И что это во мне сидит такое, зачем мне надо вечно из себя корчить идиота? В глубине души подозреваю, что это извращенная форма тщеславия, школьный шут готов выставить себя на посмешище, лишь бы о нем вдруг не забыли. И все же, все же ведь я не притворяюсь, а мучения, какие испытываю в подобных случаях, — совершенно подлинные мучения. Пишу письмо, краснею от стыда на каждой фразе, краснею до ушей, но я же его отсылаю, отсылаю, я иду домой от почтового ящика и ловлю себя на том, что бормочу: "Ничего, уж я им покажу".
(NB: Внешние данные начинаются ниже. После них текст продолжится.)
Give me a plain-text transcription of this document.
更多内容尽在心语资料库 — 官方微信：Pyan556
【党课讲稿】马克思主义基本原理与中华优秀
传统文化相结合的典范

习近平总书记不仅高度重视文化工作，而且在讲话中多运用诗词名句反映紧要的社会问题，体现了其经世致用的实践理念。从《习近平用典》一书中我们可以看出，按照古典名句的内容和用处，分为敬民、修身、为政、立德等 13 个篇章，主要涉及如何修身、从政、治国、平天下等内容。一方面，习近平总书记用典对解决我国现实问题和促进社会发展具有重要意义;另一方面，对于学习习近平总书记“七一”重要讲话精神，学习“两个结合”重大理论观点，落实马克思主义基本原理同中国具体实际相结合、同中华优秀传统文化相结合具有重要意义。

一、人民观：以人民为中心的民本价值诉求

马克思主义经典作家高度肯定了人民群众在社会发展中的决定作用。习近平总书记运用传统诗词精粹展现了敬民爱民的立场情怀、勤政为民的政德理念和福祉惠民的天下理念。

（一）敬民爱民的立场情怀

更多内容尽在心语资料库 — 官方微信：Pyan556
Уважаемый капитан Бэрроуз,

Полностью разделяю вашу тревогу по поводу состояния нынешней американской словесности. Совершенно верно, куда ни глянь, повсюду видишь цинизм, зубоскальство, пошлость, и где она — великая гуманистическая традиция, что о ней ни говори. Вдобавок, как вы справедливо заметили, многие изъясняются с дикими грамматическими ошибками, которые не делают чести их родителям и учителям, кто бы они ни были. Однако лично я ничем не могу вам в данном случае помочь.

Искренне ваш

Эндрю Уиттакер.





уважаемый мистер Кольблинк,

Как я уже сообщал вам прежде, все материалы следует представлять в машинописном виде.

Милая Джолли,

Всего несколько дней, как тебе написал, да, всего несколько дней, по-моему, а уже опять много чего надо тебе рассказать. Я старался в моих письмах все смягчать, надевал хорошую мину, натягивал, что называется, храбрую физиономию на свое лицо, ужасное лицо, которое, осклабясь, ежеутренне встречает меня в ванной, но ты все равно, наверно, угадала, что в последнее время я совершенно приперт к стене, окончательно загнан в угол. Кое-кто хотел бы, чтобы я вообще повалился навзничь, разыгрывая из себя покойника, а то и вовсе сдох (есть и такие люди). Я в западне, я беззащитен, я изранен. И в то же время я спокоен, я совершенно спокоен. Не стану я вот так лежмя лежать. Нет, я не сдамся. Я предприму шаги. Шаг первый: установлю драконовский режим беспощадной экономии, что касается личных моих расходов. Имея это в виду, я, кстати, уже полностью отказался от услуг телефонной связи. Если ты безуспешно пыталась дозвониться, причина в этом. Шаг второй: съеду отсюда в какое-нибудь уютное помещение на Полк-стрит, а этот дом сдам. Чтобы все это устроить, чтобы перебраться из восьмикомнатного дома в квартирку из двух комнат, придется выбросить за борт гору разного хлама, притом немало и твоего. Так что, если среди оставленного тут какие-то вещи тебе дороги, безотлагательно пришли мне список. Едва я сказал сам себе: Энди, тебе надо мотать из этого дома, у меня как тяжкая ноша спала. Принято говорить, что ноша спала с плеч, но я в последнее время ощущаю кошмарное давление в голове. Я зубочисткой придерживаю сигарету, чтобы ее докуривать до самых губ. Подсчитал; так можно сэкономить четыре сигареты в день, одну пачку в каждые пять дней, шесть пачек в месяц и так далее. То же самое с морковкой, Я имею в виду — не надо с нее срезать зеленый краешек.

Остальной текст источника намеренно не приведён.